Entrei no Band na oitava série e, logo no primeiro dia (na verdade já na visita que eu fiz ao colégio), percebi que era um lugar diferente, privilegiado, especial. Como já disse, conheci meus melhores amigos, tive algumas das melhores aulas (sim, as melhores), conheci meu namorado, professores incríveis. Conheci também, os kits de quimíca e física. Grandes, chatos (sim, eu achava chato) e intermináveis kits de química e física. Kit pão, kit fralda, kit fungo, kit eletricidade (eles ainda existem?),… Me perguntava para que mais eles serviam a não ser ocupar espaço no meu guarda roupas, afinal, para que eu precisaria saber fazer cimento? Mesmo achando chato, eu ouvia e confiava no Almeida explicando o porquê de ser importante fazermos pão e no meu pai me dizendo a importância de se construir uma campainha. Acreditava mas não entendia por completo. Hoje, aqui em Harvard, eu percebo o quanto fez diferença.

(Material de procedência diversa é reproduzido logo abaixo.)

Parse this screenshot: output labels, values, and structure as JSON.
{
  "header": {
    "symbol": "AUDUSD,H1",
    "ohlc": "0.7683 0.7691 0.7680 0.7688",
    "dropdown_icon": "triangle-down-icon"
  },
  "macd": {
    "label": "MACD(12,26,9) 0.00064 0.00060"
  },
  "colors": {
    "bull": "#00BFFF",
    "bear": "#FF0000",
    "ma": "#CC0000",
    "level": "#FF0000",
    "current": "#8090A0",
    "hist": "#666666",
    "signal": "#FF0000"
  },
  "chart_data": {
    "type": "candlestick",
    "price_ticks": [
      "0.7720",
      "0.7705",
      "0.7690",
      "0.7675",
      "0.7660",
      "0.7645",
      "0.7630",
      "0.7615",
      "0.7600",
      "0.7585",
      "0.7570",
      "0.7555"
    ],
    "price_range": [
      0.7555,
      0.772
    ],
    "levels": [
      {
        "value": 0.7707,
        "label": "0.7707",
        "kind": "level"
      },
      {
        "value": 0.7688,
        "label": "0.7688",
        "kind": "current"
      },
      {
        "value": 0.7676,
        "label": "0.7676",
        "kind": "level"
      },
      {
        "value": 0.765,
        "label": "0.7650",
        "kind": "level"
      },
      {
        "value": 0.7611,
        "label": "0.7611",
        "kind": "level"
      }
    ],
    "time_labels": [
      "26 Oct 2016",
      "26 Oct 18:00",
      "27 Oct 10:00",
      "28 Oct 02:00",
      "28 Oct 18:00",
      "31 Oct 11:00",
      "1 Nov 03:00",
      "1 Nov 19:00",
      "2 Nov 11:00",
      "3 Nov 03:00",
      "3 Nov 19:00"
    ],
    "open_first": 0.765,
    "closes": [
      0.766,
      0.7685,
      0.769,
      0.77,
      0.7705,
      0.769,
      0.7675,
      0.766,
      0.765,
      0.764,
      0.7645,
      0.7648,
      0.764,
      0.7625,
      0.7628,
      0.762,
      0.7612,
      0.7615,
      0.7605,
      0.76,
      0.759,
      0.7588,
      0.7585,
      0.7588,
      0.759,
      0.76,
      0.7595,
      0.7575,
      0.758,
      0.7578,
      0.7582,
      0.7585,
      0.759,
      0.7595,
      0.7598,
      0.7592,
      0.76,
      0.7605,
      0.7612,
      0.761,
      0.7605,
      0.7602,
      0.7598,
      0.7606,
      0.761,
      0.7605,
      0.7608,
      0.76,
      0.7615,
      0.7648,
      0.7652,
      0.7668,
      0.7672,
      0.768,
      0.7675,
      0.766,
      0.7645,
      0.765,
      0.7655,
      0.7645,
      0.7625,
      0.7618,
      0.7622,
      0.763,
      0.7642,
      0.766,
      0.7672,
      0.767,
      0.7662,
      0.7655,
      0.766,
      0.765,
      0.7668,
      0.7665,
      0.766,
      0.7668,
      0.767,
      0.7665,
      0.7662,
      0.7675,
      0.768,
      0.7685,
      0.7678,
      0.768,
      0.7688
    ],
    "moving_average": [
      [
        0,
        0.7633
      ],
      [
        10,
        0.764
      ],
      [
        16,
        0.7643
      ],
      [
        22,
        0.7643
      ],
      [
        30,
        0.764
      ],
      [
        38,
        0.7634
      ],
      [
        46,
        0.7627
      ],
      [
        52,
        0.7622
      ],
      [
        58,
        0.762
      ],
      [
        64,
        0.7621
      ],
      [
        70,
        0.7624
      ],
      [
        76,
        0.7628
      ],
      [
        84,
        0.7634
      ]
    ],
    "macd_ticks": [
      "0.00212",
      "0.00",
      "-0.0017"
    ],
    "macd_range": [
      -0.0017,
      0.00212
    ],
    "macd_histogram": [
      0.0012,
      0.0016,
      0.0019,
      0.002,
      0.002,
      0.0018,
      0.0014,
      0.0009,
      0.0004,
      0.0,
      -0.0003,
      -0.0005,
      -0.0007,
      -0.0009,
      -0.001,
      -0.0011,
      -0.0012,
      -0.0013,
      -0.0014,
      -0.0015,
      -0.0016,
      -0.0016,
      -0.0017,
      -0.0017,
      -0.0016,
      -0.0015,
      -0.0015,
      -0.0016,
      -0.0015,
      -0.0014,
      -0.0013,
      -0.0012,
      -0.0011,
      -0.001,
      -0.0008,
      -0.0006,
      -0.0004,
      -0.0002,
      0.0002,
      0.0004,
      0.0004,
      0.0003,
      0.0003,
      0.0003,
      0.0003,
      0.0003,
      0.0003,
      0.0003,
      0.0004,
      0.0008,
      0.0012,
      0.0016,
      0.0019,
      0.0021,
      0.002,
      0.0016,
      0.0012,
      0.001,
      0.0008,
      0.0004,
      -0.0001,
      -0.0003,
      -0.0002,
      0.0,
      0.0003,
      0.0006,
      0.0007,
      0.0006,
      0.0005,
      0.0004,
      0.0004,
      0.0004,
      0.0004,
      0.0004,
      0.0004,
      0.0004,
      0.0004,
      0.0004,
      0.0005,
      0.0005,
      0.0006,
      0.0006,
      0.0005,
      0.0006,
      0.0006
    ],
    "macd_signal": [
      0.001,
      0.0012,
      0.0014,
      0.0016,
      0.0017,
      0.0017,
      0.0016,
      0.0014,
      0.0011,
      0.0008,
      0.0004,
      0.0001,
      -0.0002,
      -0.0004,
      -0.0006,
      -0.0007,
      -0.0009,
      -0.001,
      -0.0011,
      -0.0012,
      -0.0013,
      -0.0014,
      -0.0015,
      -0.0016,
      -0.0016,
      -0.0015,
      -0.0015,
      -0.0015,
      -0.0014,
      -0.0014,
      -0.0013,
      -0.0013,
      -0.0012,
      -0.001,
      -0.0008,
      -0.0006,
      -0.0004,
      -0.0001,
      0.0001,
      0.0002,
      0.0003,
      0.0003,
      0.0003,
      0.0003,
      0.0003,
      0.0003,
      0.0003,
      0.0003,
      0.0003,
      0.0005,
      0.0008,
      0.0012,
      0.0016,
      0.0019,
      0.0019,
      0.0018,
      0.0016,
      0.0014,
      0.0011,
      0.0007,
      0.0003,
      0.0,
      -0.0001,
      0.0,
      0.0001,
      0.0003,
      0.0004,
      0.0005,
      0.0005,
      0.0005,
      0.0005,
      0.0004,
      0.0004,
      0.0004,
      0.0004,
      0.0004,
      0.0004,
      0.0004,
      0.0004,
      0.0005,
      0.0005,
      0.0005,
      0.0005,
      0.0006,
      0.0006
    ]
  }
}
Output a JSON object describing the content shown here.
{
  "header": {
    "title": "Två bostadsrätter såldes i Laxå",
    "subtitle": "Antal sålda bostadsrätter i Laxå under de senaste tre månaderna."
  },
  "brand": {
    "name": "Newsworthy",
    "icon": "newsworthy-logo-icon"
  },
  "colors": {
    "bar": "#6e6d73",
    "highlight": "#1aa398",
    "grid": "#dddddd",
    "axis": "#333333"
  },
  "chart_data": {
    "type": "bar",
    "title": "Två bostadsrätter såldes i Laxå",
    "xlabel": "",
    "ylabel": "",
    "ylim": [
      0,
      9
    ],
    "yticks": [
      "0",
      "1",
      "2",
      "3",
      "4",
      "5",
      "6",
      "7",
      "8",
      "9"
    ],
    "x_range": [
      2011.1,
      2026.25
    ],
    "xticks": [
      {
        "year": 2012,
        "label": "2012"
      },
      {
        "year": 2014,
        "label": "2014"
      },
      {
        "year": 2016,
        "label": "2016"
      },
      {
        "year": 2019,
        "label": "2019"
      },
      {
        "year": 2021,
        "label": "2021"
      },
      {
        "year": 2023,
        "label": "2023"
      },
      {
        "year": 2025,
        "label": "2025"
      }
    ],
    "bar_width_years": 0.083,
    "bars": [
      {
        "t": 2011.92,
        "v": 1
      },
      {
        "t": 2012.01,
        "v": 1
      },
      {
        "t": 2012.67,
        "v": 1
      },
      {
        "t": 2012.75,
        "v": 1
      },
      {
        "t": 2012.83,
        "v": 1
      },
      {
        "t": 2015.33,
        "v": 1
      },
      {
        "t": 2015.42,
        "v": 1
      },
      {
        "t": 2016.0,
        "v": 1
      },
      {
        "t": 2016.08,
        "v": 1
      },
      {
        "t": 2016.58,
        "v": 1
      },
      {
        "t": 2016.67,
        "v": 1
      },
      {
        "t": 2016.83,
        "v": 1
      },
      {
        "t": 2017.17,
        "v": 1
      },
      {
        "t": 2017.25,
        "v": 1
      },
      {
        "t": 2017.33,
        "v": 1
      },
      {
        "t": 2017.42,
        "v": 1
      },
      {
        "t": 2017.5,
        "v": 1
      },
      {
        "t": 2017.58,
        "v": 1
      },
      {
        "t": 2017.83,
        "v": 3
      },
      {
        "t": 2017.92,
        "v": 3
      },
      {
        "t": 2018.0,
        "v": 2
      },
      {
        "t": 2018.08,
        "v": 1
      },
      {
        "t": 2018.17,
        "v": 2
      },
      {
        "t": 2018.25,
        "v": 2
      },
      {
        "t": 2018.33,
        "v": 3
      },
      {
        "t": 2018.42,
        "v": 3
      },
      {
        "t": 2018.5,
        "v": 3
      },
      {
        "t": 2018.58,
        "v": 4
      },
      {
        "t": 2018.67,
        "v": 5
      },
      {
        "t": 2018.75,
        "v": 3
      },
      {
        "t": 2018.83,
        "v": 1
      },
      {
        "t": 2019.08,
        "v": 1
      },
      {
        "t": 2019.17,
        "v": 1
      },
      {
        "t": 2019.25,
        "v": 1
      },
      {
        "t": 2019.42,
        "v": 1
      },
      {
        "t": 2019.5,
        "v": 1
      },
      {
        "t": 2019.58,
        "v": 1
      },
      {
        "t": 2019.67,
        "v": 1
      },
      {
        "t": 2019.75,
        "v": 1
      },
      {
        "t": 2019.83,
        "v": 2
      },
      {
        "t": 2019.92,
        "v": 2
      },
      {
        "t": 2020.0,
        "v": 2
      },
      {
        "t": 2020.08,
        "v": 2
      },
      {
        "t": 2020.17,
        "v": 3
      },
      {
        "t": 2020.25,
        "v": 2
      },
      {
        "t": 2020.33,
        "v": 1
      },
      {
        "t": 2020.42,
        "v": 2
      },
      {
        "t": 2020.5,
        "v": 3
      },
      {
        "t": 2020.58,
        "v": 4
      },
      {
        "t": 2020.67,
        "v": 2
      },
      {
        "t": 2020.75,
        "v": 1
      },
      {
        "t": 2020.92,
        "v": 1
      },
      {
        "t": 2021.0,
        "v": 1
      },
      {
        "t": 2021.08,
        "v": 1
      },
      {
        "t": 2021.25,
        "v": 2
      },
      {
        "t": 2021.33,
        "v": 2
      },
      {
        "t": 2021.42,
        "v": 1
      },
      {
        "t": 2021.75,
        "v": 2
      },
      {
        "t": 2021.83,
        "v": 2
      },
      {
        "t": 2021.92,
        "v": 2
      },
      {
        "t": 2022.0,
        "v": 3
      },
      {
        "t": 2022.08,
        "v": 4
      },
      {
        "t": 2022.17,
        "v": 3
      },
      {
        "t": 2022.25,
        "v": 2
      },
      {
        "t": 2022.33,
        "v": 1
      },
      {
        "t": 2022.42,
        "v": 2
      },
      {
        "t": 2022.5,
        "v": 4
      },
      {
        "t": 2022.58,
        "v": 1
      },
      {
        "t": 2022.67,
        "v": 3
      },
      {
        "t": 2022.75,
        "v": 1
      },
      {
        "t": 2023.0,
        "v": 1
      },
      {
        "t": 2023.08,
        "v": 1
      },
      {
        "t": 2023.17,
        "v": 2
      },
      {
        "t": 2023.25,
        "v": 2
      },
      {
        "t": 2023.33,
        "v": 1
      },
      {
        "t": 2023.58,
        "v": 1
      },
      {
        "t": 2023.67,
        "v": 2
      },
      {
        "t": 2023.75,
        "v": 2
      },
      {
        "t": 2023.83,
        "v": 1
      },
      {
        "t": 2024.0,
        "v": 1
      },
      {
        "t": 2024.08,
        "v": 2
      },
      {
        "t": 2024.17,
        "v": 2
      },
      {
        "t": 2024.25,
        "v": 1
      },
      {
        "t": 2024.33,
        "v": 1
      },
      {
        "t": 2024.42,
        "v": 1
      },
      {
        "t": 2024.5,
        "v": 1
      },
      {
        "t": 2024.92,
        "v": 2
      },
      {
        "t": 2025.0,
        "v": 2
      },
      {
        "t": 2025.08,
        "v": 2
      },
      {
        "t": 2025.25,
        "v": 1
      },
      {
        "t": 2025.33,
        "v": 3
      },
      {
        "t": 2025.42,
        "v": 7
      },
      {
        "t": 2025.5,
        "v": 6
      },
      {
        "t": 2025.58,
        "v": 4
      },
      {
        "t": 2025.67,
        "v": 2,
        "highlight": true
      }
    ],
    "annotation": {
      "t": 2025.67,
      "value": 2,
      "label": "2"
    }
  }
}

Meu projeto (estou devendo um post explicando sobre ele) tem uma parte de engenharia bem forte e, se não fosse pelo kit de física, eu nunca teria usado um multi amperímetro antes (o que eu uso aqui é igualzinho o que vinha no kit!).

Não fosse o laboratório de biologia, eu penaria pra usar os microscópios aqui. Certas coisas podem parecer obvias para nós, que tivemos a oportunidade de mexer no microscópio diversas vezes, mas acreditem, tem aluno que chega aqui sem saber ajustar a lente.

No Band, conheci os professores dos quais sempre me lembrarei, que marcaram minha vida pessoal e academicamente.rabelo

Física era meu pesadelo até aparecer o Rabelo. O Rabelo, com sua paciência inesgotável, fazendo até os alunos que não entediam nada de física passarem a entender e, mais do que isso, a gostar. E, hoje, cá estou em um laboratório de engenharia.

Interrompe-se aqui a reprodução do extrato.